Wolman and Colamosca reduce the capitalist global crisis to a policy choice. We can choose the speculative low road, or the high road of manufacturing real value and growth. This is certainly true in terms of necessary reform. But it also ignores the deep structural limitations of capitalism that are at the root of the current crisis. We cannot simply turn back the clock to the growth conditions of the post WW II environment. The accomplishments of the U.S. were historically conditioned by a number of important factors: 1) the lack of post war international competition; 2) pent-up demands for consumer and industrial goods built up from the depression and WW II; 3) and new industrial technologies which created more high paying jobs than they destroyed. All of this has changed. Therefore any Keynesian industrial policy needs to be significantly recast for a technologically connected world, which is not about to revert back to nationally, based markets.

The book also has undertones, which seem to harken back to a Jack Kennedy or Hubert Humphrey type of cold war warrior society. A world guarded by a benevolent military-industrial elite which produced growth which kept First World Workers on top and Third World workers at bay, and gave us the war in Vietnam. Wolman and Colamosca state they have no "desire to institute any measures designed to raise up those who earn their living from work in the industrialized world by holding down their counterparts in the developing world." (p 207) Yet they fail to develop a single idea on how new growth policies would extend equally to the Third World. They must know of the global campaigns against Nike and the textile industry's exploitation of labor, but they never bother to discuss international labor standards nor what might constitute equitable relations between nations.

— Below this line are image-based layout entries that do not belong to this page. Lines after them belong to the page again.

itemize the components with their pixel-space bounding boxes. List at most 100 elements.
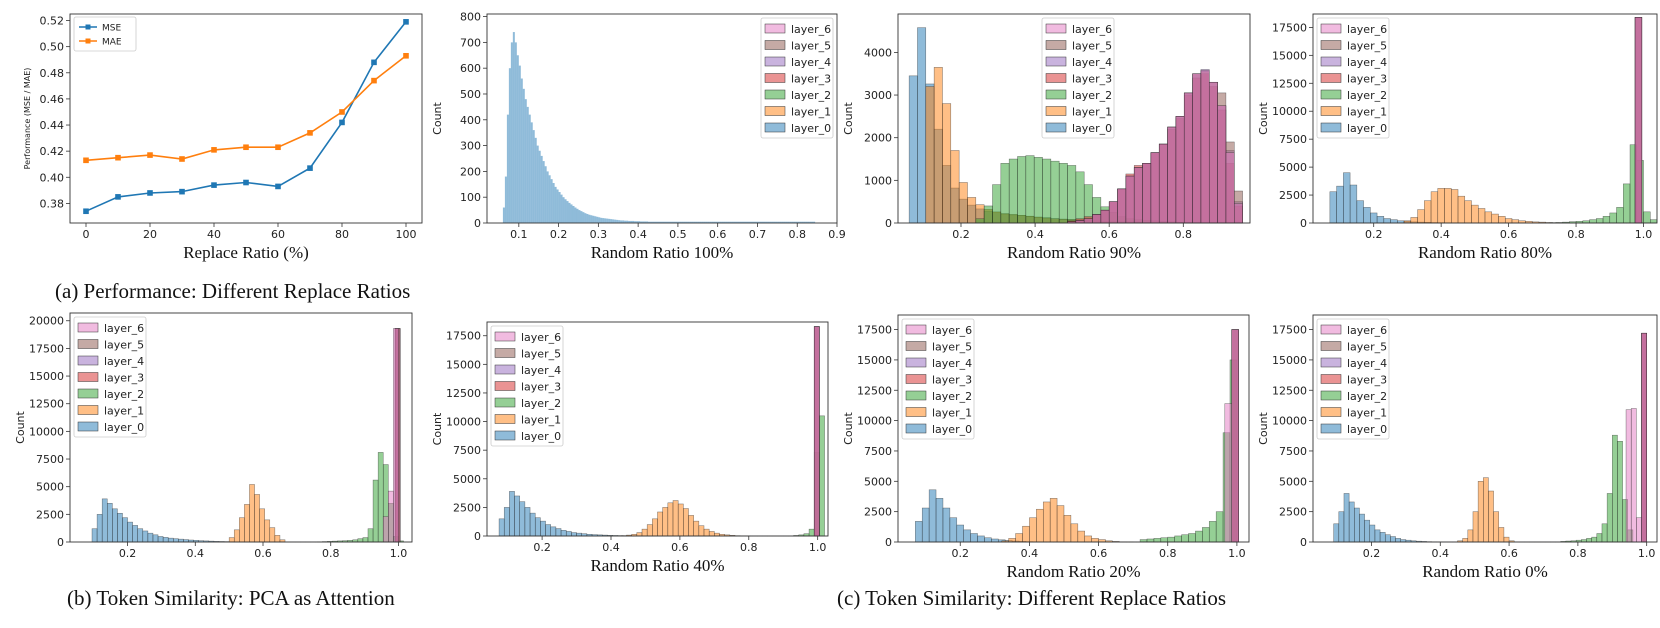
bar-layer_0 bbox=[614, 219, 617, 223]
legend-label: layer_2 bbox=[1347, 390, 1387, 403]
chart-hpca: 0.2 0.4 0.6 0.8 1.0 0 2500 5000 7500 10000 12500 15… bbox=[14, 312, 413, 560]
y-tick-label: 20000 bbox=[29, 315, 64, 328]
y-tick-label: 0.46 bbox=[40, 93, 65, 106]
bar-layer_1 bbox=[254, 494, 260, 543]
bar-layer_1 bbox=[1483, 477, 1489, 543]
bar-layer_6 bbox=[1125, 175, 1135, 224]
bar-layer_0 bbox=[540, 520, 546, 537]
bar-layer_0 bbox=[673, 221, 676, 223]
legend-swatch bbox=[77, 421, 99, 432]
legend-swatch bbox=[77, 388, 99, 399]
point-mse bbox=[339, 119, 345, 126]
bar-layer_0 bbox=[622, 220, 625, 223]
bar-layer_0 bbox=[681, 221, 684, 223]
chart-h40: 0.2 0.4 0.6 0.8 1.0 0 2500 5000 7500 10000 12500 15… bbox=[431, 321, 829, 575]
x-axis-label: Random Ratio 100% bbox=[591, 243, 734, 262]
x-axis-label: Replace Ratio (%) bbox=[183, 243, 309, 262]
chart-h0: 0.2 0.4 0.6 0.8 1.0 0 2500 5000 7500 10000 12500 15… bbox=[1257, 314, 1658, 581]
bar-layer_0 bbox=[534, 517, 541, 537]
legend-swatch bbox=[494, 348, 516, 358]
x-tick-label: 0.8 bbox=[1175, 228, 1193, 241]
legend-swatch bbox=[764, 89, 786, 100]
bar-layer_0 bbox=[733, 221, 736, 223]
legend-label: layer_0 bbox=[1072, 122, 1112, 135]
bar-layer_0 bbox=[560, 530, 567, 537]
x-tick-label: 1.0 bbox=[1228, 547, 1246, 560]
y-tick-label: 0 bbox=[474, 217, 481, 230]
bar-layer_0 bbox=[550, 179, 553, 223]
bar-layer_0 bbox=[626, 220, 629, 223]
bar-layer_0 bbox=[745, 221, 748, 223]
legend-swatch bbox=[905, 423, 927, 434]
bar-layer_0 bbox=[663, 221, 666, 223]
legend-label: layer_2 bbox=[104, 388, 144, 401]
bar-layer_0 bbox=[1349, 184, 1358, 224]
bar-layer_6 bbox=[1133, 167, 1143, 224]
bar-layer_6 bbox=[1225, 152, 1235, 224]
bar-layer_0 bbox=[646, 221, 649, 223]
point-mae bbox=[83, 157, 89, 164]
bar-layer_0 bbox=[644, 221, 647, 223]
bar-layer_1 bbox=[703, 528, 710, 537]
x-tick-label: 0.7 bbox=[749, 228, 767, 241]
bar-layer_6 bbox=[1083, 218, 1093, 224]
y-axis-label: Count bbox=[431, 101, 444, 134]
bar-layer_1 bbox=[1063, 515, 1072, 543]
y-tick-label: 12500 bbox=[1272, 77, 1307, 90]
legend-label: layer_6 bbox=[1347, 23, 1387, 36]
bar-layer_0 bbox=[518, 65, 521, 223]
legend-label: layer_4 bbox=[1347, 357, 1387, 370]
bar-layer_0 bbox=[781, 221, 784, 223]
bar-layer_1 bbox=[950, 150, 960, 224]
legend-label: layer_4 bbox=[104, 355, 144, 368]
bar-layer_0 bbox=[977, 535, 985, 543]
bar-layer_0 bbox=[642, 221, 645, 223]
bar-layer_0 bbox=[571, 532, 577, 537]
y-tick-label: 10000 bbox=[857, 415, 892, 428]
axes-frame bbox=[897, 314, 1250, 543]
bar-layer_1 bbox=[239, 517, 245, 543]
legend-swatch bbox=[1320, 374, 1342, 384]
bar-layer_2 bbox=[808, 528, 815, 537]
bar-layer_0 bbox=[520, 78, 523, 223]
legend-label: layer_2 bbox=[521, 397, 561, 410]
bar-layer_0 bbox=[1370, 212, 1378, 224]
bar-layer_0 bbox=[695, 221, 698, 223]
legend-label: layer_0 bbox=[521, 430, 561, 443]
x-tick-label: 0.2 bbox=[550, 228, 568, 241]
bar-layer_2 bbox=[362, 537, 369, 543]
bar-layer_0 bbox=[656, 221, 659, 223]
y-tick-label: 12500 bbox=[1272, 384, 1307, 397]
legend-marker bbox=[85, 24, 91, 30]
bar-layer_0 bbox=[1374, 529, 1381, 543]
bar-layer_0 bbox=[534, 137, 537, 223]
bar-layer_1 bbox=[657, 511, 663, 537]
y-axis-label: Performance (MSE / MAE) bbox=[23, 68, 32, 170]
bar-layer_6 bbox=[1192, 73, 1202, 224]
bar-layer_0 bbox=[516, 55, 519, 223]
bar-layer_0 bbox=[685, 221, 688, 223]
x-tick-label: 0.3 bbox=[590, 228, 608, 241]
x-tick-label: 0.8 bbox=[788, 228, 806, 241]
y-tick-label: 100 bbox=[460, 191, 481, 204]
bar-layer_0 bbox=[548, 175, 551, 223]
bar-layer_1 bbox=[1015, 533, 1023, 543]
legend-swatch bbox=[1320, 324, 1342, 335]
bar-layer_0 bbox=[675, 221, 678, 223]
bar-layer_0 bbox=[689, 221, 692, 223]
bar-layer_0 bbox=[554, 186, 557, 223]
bar-layer_1 bbox=[636, 532, 643, 537]
x-tick-label: 1.0 bbox=[1638, 547, 1656, 560]
bar-layer_0 bbox=[1395, 538, 1401, 543]
bar-layer_1 bbox=[1484, 211, 1492, 224]
bar-layer_1 bbox=[1467, 529, 1474, 543]
bar-layer_0 bbox=[991, 538, 999, 543]
bar-layer_6 bbox=[1108, 201, 1118, 224]
bar-layer_2 bbox=[1174, 535, 1182, 543]
bar-layer_2 bbox=[1025, 155, 1035, 224]
bar-layer_0 bbox=[963, 529, 971, 543]
legend-swatch bbox=[1320, 23, 1342, 34]
bar-layer_0 bbox=[530, 122, 533, 223]
legend-swatch bbox=[764, 106, 786, 116]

This seems a major failure for The Judas Economy, which blames the betrayal of work on capital shipping American jobs abroad for cheap labor. One could easily construe their argument as a call to return to old fashioned imperialist growth policies and the privileges enjoyed by white workers. This would put Wolman and Colamosca in the company of Pat Buchanan. It's something I'm sure they wish to avoid, but only greater clarity will do so.

Nevertheless The Judas Economy is a powerful indictment of speculative global capital, and offers a no-excuse defense of the working class. The book also provides a wealth of facts and statistical data on the growing patterns of wealth and poverty which so clearly define low road capitalism. For radicals who doubt that there is some common political ground between the left and high-road liberals, this book should help convince them to rethink the narrow strategies of sectarian politics.